Before the rampage, the suspect posted a manifesto online that was rife with anti-immigrant hatred, law enforcement agencies said.
O’Rourke has said the Republican president shares some blame for the shooting, saying the president has stoked racial divisions with his harsh words and policies to stem the flow of immigrants into the United States.
“Not only did El Paso bear the brunt of this hatred and this racism perpetrated not just by white nationalists and terrorists and Klansmen and neo-Nazis but by the very president of the United States of America himself,” O’Rourke told the crowd on Saturday.
The White House could not immediately be reached for comment.
O’Rouke, a former U.S. congressman who represented a district that includes El Paso, joined more than 100 people in the march, which began at a park and ended at a courthouse, across the street from the jail where Crusius is held.

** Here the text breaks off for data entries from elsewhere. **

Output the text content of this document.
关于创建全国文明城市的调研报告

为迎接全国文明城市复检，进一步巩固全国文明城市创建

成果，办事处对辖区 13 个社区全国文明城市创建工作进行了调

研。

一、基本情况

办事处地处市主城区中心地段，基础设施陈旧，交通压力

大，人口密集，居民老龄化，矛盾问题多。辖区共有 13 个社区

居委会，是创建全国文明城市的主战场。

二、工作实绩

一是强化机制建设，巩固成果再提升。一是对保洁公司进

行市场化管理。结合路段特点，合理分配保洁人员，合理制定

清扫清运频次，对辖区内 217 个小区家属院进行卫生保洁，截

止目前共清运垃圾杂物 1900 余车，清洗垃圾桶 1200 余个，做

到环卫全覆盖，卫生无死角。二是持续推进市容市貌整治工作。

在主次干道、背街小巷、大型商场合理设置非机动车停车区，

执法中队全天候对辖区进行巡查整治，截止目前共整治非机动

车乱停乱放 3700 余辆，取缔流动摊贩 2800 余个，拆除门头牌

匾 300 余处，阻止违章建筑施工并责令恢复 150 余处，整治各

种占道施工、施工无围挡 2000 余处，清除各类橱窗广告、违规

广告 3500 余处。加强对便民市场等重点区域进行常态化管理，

Crusius, who drove hundreds of miles from a Dallas suburb to the U.S.-Mexico border where he carried out the slayings, has been charged with capital murder. He is being held without bond.
“This community also holds the example and the solution to a country that has never been more divided than it is right now,” O’Rourke said. “This has been the epicenter of the civil rights movement in the state of Texas.”
Trump on Wednesday said on Twitter, “The Dems new weapon is actually their old weapon, one which they never cease to use when they are down, or run out of facts, RACISM!”
The Washington-based League of United Latin American Citizens (LULAC), the nation’s oldest Hispanic civil rights group, organized the El Paso event, called the “March for a United America.”
Jessica Coca Garcia, who was shot in the legs last Saturday and whose husband also was wounded in the Walmart attack, struggled to rise from a wheelchair to speak to the crowd.
“Racism is something I always wanted to think didn’t exist,” she said. “Obviously it does.”
Since the shooting, and a second massacre on Sunday in Dayton, Ohio, Trump has signaled support for expanding background checks for firearms purchases.